Deep Learning Inference Using Knockoffs

Oct. 1, 2021 | Fengzhu Sun, professor of quantitative and computational biology and mathematics

Round portraits of five people.

New technologies generate enormous amounts of data, such as genetic polymorphisms, gene expression or microbiome. These studies usually generate thousands to hundreds of thousands of variables (features) such as abundance levels of microbial organisms or expression levels of genes. To link these features to public health is a highly important problem.

Machine learning, and particularly deep learning, has been successfully used to predict health outcomes. However, selecting variables truly associated with the health status with controlled false discovery rates is an unsolved problem.

In our paper, “DeepLINK: Deep learning inference using knockoffs with applications to genomics,” published in the Proceedings of the National Academy of Sciences, we developed a method to select features from high dimensional data using deep learning.
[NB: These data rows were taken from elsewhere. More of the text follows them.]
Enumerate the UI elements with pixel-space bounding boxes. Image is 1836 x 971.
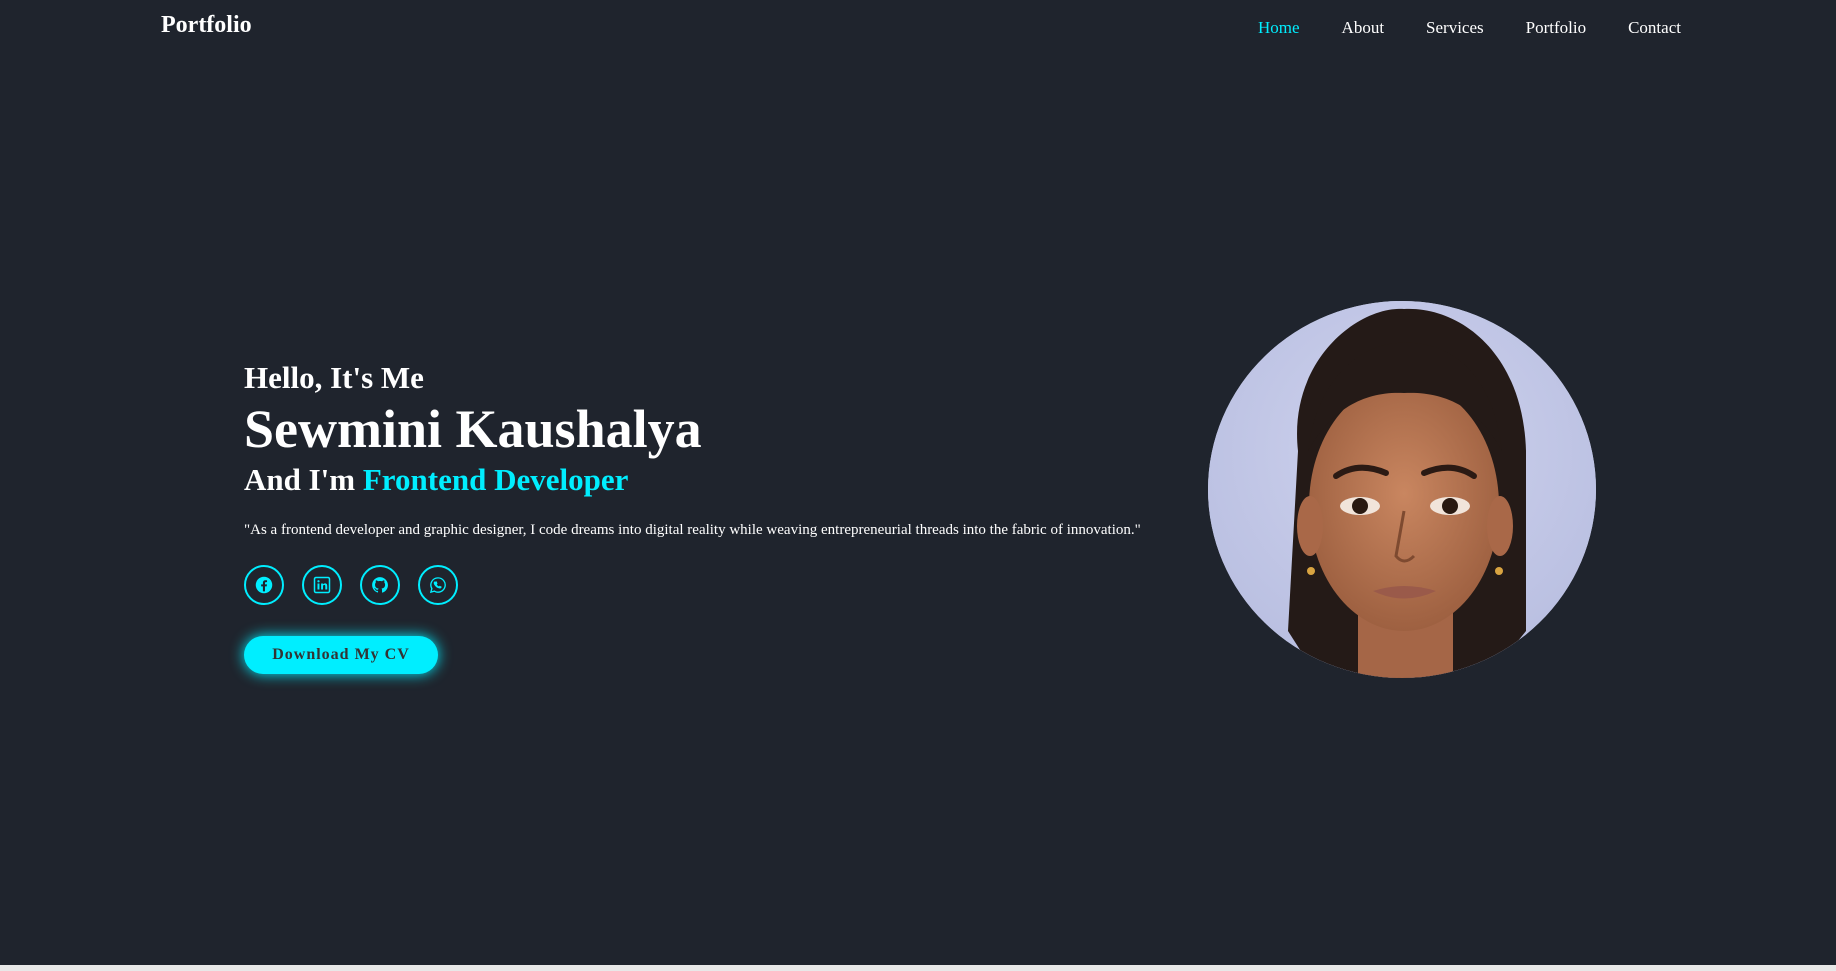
greeting: Hello, It's Me bbox=[244, 360, 424, 395]
role-text: Frontend Developer bbox=[362, 462, 629, 497]
social-links bbox=[244, 565, 1224, 605]
linkedin-link[interactable] bbox=[302, 565, 342, 605]
whatsapp-link[interactable] bbox=[418, 565, 458, 605]
logo[interactable]: Portfolio bbox=[161, 12, 252, 39]
linkedin-icon bbox=[313, 576, 331, 594]
nav-home[interactable]: Home bbox=[1258, 18, 1300, 38]
whatsapp-icon bbox=[429, 577, 446, 594]
github-icon bbox=[372, 577, 388, 593]
nav-services[interactable]: Services bbox=[1426, 18, 1484, 38]
hero-quote: "As a frontend developer and graphic des… bbox=[244, 522, 1141, 538]
role-prefix: And I'm bbox=[244, 462, 356, 497]
download-cv-button[interactable]: Download My CV bbox=[244, 636, 438, 674]
page: Portfolio Home About Services Portfolio … bbox=[0, 0, 1836, 971]
profile-photo bbox=[1208, 301, 1596, 678]
main-nav: Home About Services Portfolio Contact bbox=[1258, 18, 1681, 38]
portrait-illustration bbox=[1208, 301, 1596, 678]
nav-contact[interactable]: Contact bbox=[1628, 18, 1681, 38]
facebook-link[interactable] bbox=[244, 565, 284, 605]
nav-portfolio[interactable]: Portfolio bbox=[1526, 18, 1586, 38]
hero-name: Sewmini Kaushalya bbox=[244, 399, 702, 459]
role-line: And I'm Frontend Developer bbox=[244, 460, 1224, 500]
nav-about[interactable]: About bbox=[1342, 18, 1385, 38]
site-header: Portfolio Home About Services Portfolio … bbox=[0, 0, 1836, 58]
home-section: Hello, It's Me Sewmini Kaushalya And I'm… bbox=[244, 358, 1224, 674]
github-link[interactable] bbox=[360, 565, 400, 605]
facebook-icon bbox=[255, 576, 273, 594]
bottom-scrollbar[interactable] bbox=[0, 965, 1836, 971]
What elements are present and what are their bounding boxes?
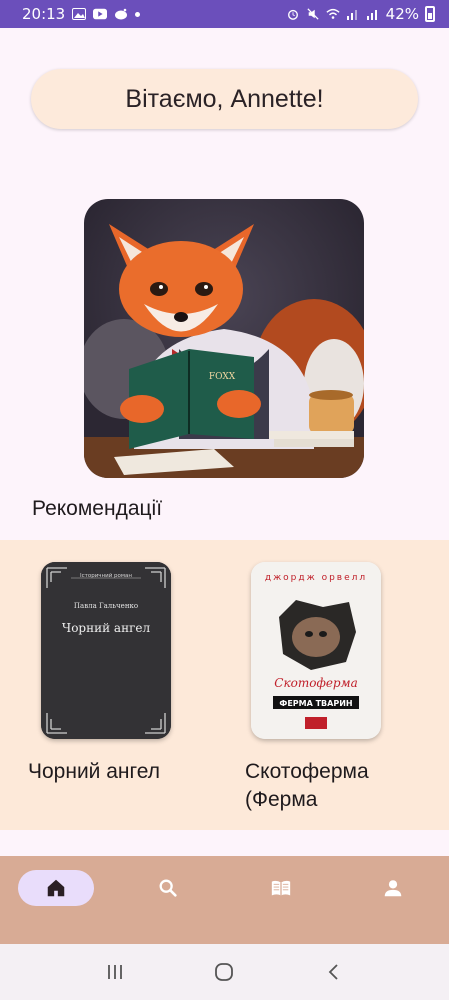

Study authors include myself, Ph.D. student Zifan Zhu; Yingying Fan, professor of data sciences and operations, and Jinchi Lv, Kenneth King Stonier Chair in Business Administration and professor of data sciences and operations, both at USC Marshall School of Business; and Yinfei Kong, associate professor of information systems and decision sciences at California State University, Fullertion.

Our USC Dornsife group, together with Jed Fuhrman, McCulloch-Crosby Chair in Marine Biology and professor of biological sciences, and Emily Zakem, Simons Foundation Postdoctoral Fellow in marine and environmental biology, Yan Liu, professor of computer science at the USC Viterbi School of Engineering, and Dr. Lv received a National Science Foundation Understanding the Rules of Life $2.5 million grant to study microbial interactions in marine environments.

It is also great to know that Eric Webb, associate professor of biological sciences and environmental studies, et. al. also received a grant from the same program. This is probably quite unique for two groups from the same university.